I don't remember anything.

Scratch that, I remember a lot. I remember everything up to Darnaway. I remember my life up until then.

My life ended near the van. I was on a patrol. I was checking for vandals, illegal dumpers, people otherwise causing trouble. I found the van and I walked toward it. The passenger's door was open. Someone must have abandoned it there. There were no signs of a crash. I pulled out my clipboard, I watched my hands begin to write.

What does any of this have to do with the van? Mrs. Brodie of Lethen Woodlands was written on the door. It looked like it had been there for a long time, and… God, I remember it all so clearly. My favorite smell, juniper. A soft blanket of fog. Damp cold in my boots.

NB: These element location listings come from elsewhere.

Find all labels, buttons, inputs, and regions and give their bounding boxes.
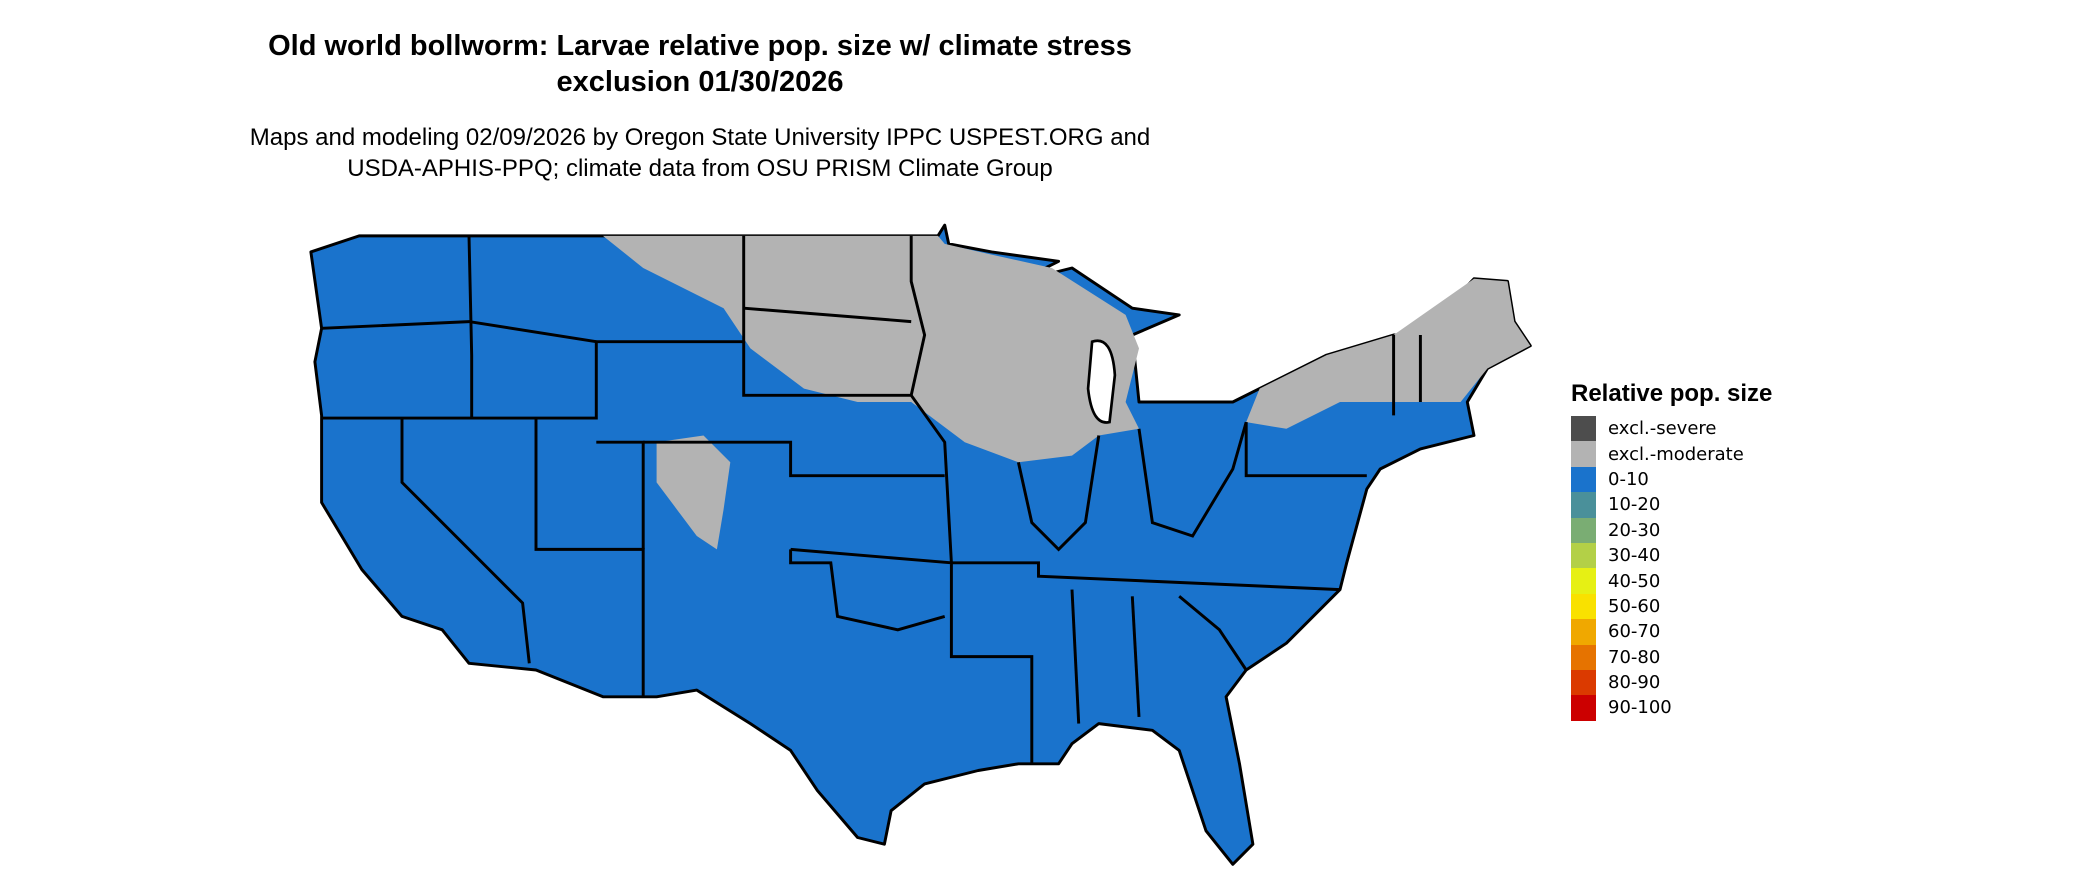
legend-label: 60-70	[1608, 621, 1661, 643]
excl-moderate-northeast	[1246, 278, 1531, 429]
legend: Relative pop. size excl.-severe excl.-mod…	[1571, 380, 1772, 721]
map-subtitle: Maps and modeling 02/09/2026 by Oregon S…	[0, 122, 1400, 184]
legend-label: 70-80	[1608, 646, 1661, 668]
legend-swatch	[1571, 542, 1596, 569]
legend-swatch	[1571, 416, 1596, 442]
legend-label: excl.-severe	[1608, 418, 1717, 440]
legend-item: excl.-severe	[1571, 416, 1772, 442]
legend-label: 20-30	[1608, 519, 1661, 541]
excl-moderate-north-central	[603, 235, 1139, 463]
legend-label: 0-10	[1608, 468, 1649, 490]
legend-item: 70-80	[1571, 644, 1772, 670]
map-title: Old world bollworm: Larvae relative pop.…	[0, 28, 1400, 100]
legend-swatch	[1571, 593, 1596, 620]
legend-label: 90-100	[1608, 697, 1672, 719]
legend-item: 20-30	[1571, 517, 1772, 543]
subtitle-line-1: Maps and modeling 02/09/2026 by Oregon S…	[249, 124, 1151, 151]
lake-michigan	[1086, 339, 1117, 424]
excl-moderate-rockies	[656, 435, 731, 550]
legend-item: 10-20	[1571, 492, 1772, 518]
title-line-1: Old world bollworm: Larvae relative pop.…	[268, 30, 1132, 62]
state-borders	[321, 235, 1422, 764]
legend-item: 50-60	[1571, 593, 1772, 620]
title-line-2: exclusion 01/30/2026	[556, 66, 844, 98]
legend-item: excl.-moderate	[1571, 441, 1772, 467]
legend-label: excl.-moderate	[1608, 443, 1744, 465]
legend-swatch	[1571, 517, 1596, 543]
legend-label: 10-20	[1608, 494, 1661, 516]
legend-item: 0-10	[1571, 466, 1772, 493]
legend-item: 90-100	[1571, 695, 1772, 721]
legend-swatch	[1571, 441, 1596, 467]
subtitle-line-2: USDA-APHIS-PPQ; climate data from OSU PR…	[347, 155, 1053, 182]
legend-label: 50-60	[1608, 595, 1661, 617]
legend-title: Relative pop. size	[1571, 380, 1773, 407]
legend-item: 40-50	[1571, 568, 1772, 594]
legend-swatch	[1571, 492, 1596, 518]
legend-label: 80-90	[1608, 672, 1661, 694]
legend-swatch	[1571, 568, 1596, 594]
legend-item: 80-90	[1571, 669, 1772, 696]
legend-swatch	[1571, 644, 1596, 670]
legend-swatch	[1571, 619, 1596, 645]
legend-label: 40-50	[1608, 570, 1661, 592]
legend-swatch	[1571, 466, 1596, 493]
legend-label: 30-40	[1608, 545, 1661, 567]
legend-item: 60-70	[1571, 619, 1772, 645]
us-land-0-10	[309, 223, 1532, 866]
legend-swatch	[1571, 669, 1596, 696]
legend-swatch	[1571, 695, 1596, 721]
legend-item: 30-40	[1571, 542, 1772, 569]
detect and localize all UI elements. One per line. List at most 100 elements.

The Cotors' old place was nearby. That had also been abandoned for a long time. The woman left the place after her husband died, what was it, twenty years ago. The place became a squat for teenagers, all littered with beer, cigarettes, and the occasional needle.

I'm old, now. I must be in my seventies. That morning in Darnaway I was pushing 27. I don't know what happened with my life, and I don't remember anything else after that.

Here I am now in this grand house, at this beautiful table, with my wife and what I assume are my now grown children.

It can't be a dream, as this is the third day. I haven't pinched myself because I don't feel so well. There is a sharp pain all over. I'll have to ask my wife if I've been sick. I'll have to ask her the children's names.